“Machine learning is a field of artificial intelligence. It uses statistical techniques to give computers the ability to learn from data without being explicitly programmed.”This definition comes from Arthur Samuel, the inventor of the term and one of the pioneers in the field of artificial intelligence.
The basic definition dates from 1959 and has not lost its validity since then. Since then, however, the framework conditions, possibilities and areas of application for machine learning have changed. Today, machine learning systems can process enormous amounts of data, make very precise predictions from them and are therefore very versatile.
How does a machine learn?
Machine learning is a process. The ability of a machine to recognize patterns, interpret them correctly and then react correctly is only created by training with data. The learning process can be done in two different ways.
With monitored learning, the machine is also formulated with the correct output for every input. A good example of supervised machine learning is the recognition of handwritten letters. Images of a handwritten ABC are fed into the machine learning system. The metadata for each of these images contains the information formulated by a human “teacher”, which letter it is. In this way, the system learns in the training phase the different forms in which people write a letter. Once the training is complete, the system should be able to abstract from what it has learned and clearly recognize handwriting.
This contrasts with an approach called unsupervised learning. While supervised learning discovers patterns where the system has a record of “correct answers,” unsupervised learning, machine learning systems find patterns where we don’t. This may be because the “right answers” are not observable or not possible, or because there is not even a “right answer” for a particular problem. The algorithms are on their own to recognize structures and similarities in the data and to create a learning model from them. As a result, such systems are often a black box, in which the programmer does not know which assumptions the system has learned from the data.
Unsupervised machine learning is used in practice, for example, where providers of marketing data scan huge data records and classify users into specific clusters.
Application and use of machine learning
The foundations for machine learning were laid in the middle of the past century. But the potential of the approach has only unfolded in recent years. Several trends have favored the rapid development of the field and the possible uses of machine learning in recent years. As digitalization progresses, more and more data is available that can be used for learning.
At the same time, computers are becoming more powerful in order to process large amounts of data. Machine learning is also experiencing a surge, since complex graphics processors with multiple cores allow parallel calculations.
As the size of the database increases, so does the need to interpret, organize and process the data. Scientific developments quickly found their way into commercially used applications.
- Spam detection in emails
- Image recognition in Google
- Predict stock market prices or demand for products
- Text translation of applications like Deep Learning
- Text classification, for example in online price comparison sites or news portals
- Voice recognition / voice assistant as in Siri, Cortana, Alexa etc.
- Fraud detection, e.g. for payment providers and in e-commerce
Other terms related to machine learning
The more extensively artificial intelligence development and machine learning penetrate people’s everyday lives, the more often the associated terms appear in the media.
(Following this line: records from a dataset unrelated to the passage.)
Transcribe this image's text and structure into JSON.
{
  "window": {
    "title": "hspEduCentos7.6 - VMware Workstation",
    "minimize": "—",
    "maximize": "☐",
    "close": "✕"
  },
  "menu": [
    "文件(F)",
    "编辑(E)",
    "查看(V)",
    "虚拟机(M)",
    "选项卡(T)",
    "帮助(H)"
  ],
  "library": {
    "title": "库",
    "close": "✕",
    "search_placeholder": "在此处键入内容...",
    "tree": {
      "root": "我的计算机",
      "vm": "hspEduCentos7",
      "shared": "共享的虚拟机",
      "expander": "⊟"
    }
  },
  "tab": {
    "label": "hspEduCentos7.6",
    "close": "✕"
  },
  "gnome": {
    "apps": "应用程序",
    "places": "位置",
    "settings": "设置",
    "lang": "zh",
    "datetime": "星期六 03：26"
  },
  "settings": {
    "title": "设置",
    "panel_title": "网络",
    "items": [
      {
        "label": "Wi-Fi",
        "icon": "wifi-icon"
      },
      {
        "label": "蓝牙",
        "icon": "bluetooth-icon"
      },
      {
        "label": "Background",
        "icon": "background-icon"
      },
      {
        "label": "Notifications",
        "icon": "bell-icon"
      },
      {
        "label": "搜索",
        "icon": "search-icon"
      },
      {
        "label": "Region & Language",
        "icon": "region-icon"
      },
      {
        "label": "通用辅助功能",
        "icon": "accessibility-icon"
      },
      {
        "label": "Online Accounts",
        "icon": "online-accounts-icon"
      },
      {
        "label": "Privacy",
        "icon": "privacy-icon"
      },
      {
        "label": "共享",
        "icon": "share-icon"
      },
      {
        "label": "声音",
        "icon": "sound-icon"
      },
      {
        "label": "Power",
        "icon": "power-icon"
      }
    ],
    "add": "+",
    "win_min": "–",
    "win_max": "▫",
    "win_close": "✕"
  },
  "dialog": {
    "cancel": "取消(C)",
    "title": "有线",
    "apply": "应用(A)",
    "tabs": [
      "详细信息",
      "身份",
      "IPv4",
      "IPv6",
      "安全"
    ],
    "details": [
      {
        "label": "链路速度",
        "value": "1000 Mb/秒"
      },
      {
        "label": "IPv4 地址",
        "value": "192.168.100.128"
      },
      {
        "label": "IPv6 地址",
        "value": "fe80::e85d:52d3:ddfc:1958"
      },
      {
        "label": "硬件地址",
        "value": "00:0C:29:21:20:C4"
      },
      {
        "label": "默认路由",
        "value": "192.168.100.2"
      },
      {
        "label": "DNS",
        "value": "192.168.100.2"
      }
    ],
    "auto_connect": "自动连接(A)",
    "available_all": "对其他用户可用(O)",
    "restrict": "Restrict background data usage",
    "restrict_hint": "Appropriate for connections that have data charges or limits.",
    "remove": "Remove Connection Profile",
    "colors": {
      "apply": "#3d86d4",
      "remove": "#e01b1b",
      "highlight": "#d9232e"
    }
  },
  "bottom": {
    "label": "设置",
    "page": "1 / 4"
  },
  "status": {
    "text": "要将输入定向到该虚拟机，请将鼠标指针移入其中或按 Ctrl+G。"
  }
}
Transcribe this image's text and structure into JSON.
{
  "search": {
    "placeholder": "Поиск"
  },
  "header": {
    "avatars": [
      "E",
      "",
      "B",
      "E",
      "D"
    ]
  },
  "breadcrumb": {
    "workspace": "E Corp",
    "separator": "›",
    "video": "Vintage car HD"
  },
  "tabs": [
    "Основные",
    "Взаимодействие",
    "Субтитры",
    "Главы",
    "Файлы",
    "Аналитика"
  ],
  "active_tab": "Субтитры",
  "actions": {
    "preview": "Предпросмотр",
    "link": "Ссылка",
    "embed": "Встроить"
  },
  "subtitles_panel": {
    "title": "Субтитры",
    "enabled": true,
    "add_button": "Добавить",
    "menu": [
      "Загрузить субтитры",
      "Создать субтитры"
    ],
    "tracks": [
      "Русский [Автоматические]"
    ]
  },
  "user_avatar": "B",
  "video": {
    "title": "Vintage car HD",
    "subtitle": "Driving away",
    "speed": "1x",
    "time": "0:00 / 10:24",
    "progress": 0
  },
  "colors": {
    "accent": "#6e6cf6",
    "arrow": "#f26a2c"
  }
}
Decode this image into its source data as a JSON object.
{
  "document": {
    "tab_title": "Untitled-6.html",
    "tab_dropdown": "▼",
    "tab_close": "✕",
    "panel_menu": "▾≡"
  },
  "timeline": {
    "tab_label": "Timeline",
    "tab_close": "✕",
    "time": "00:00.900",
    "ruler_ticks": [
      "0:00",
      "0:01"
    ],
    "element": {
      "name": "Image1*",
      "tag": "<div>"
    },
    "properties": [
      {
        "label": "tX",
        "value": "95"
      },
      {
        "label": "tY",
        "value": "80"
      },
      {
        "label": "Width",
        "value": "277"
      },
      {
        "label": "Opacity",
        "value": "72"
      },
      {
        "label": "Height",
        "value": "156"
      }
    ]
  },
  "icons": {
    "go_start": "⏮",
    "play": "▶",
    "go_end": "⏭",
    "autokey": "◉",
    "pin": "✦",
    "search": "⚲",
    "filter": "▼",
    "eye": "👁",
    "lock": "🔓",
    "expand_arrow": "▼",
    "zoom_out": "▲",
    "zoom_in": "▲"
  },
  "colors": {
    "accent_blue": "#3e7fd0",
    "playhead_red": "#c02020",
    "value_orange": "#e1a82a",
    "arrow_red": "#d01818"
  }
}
Blurring and confusion often occur between the concepts of artificial intelligence, machine learning and deep learning. The connection is basically simple. The largest outer doll is the field of artificial intelligence. Machine learning is a sub-area of artificial intelligence, while deep learning is considered a sub-discipline of machine learning.
The “deep” in deep learning refers to the number of layers through which the data is transformed. Deep learning uses hierarchical layers or a hierarchy to recognize patterns in the machine learning process. For example, in a deep neural network for image recognition, simple edges and contrasts are first recognized in an image, while later layers capture complex structures.
Automatic machine learning simplifies the setup of a machine learning system through extensive automation. Either the entire process or selected steps are automated, so that an expert is not required for each module and learning step. For example, the preparation of the data, the selection of features or the model selection can be automated. The Google service Cloud AutoML, for example, promises that the solution enables users with little programming knowledge to create machine learning systems such as translation models or natural language models.
Another term that is often used in connection with machine learning is data mining. There are many similarities, but also significant differences, between machine learning and data mining. Machine learning is based on known features and focuses on predictions. In contrast, data mining focuses on discovering unknown properties in the data.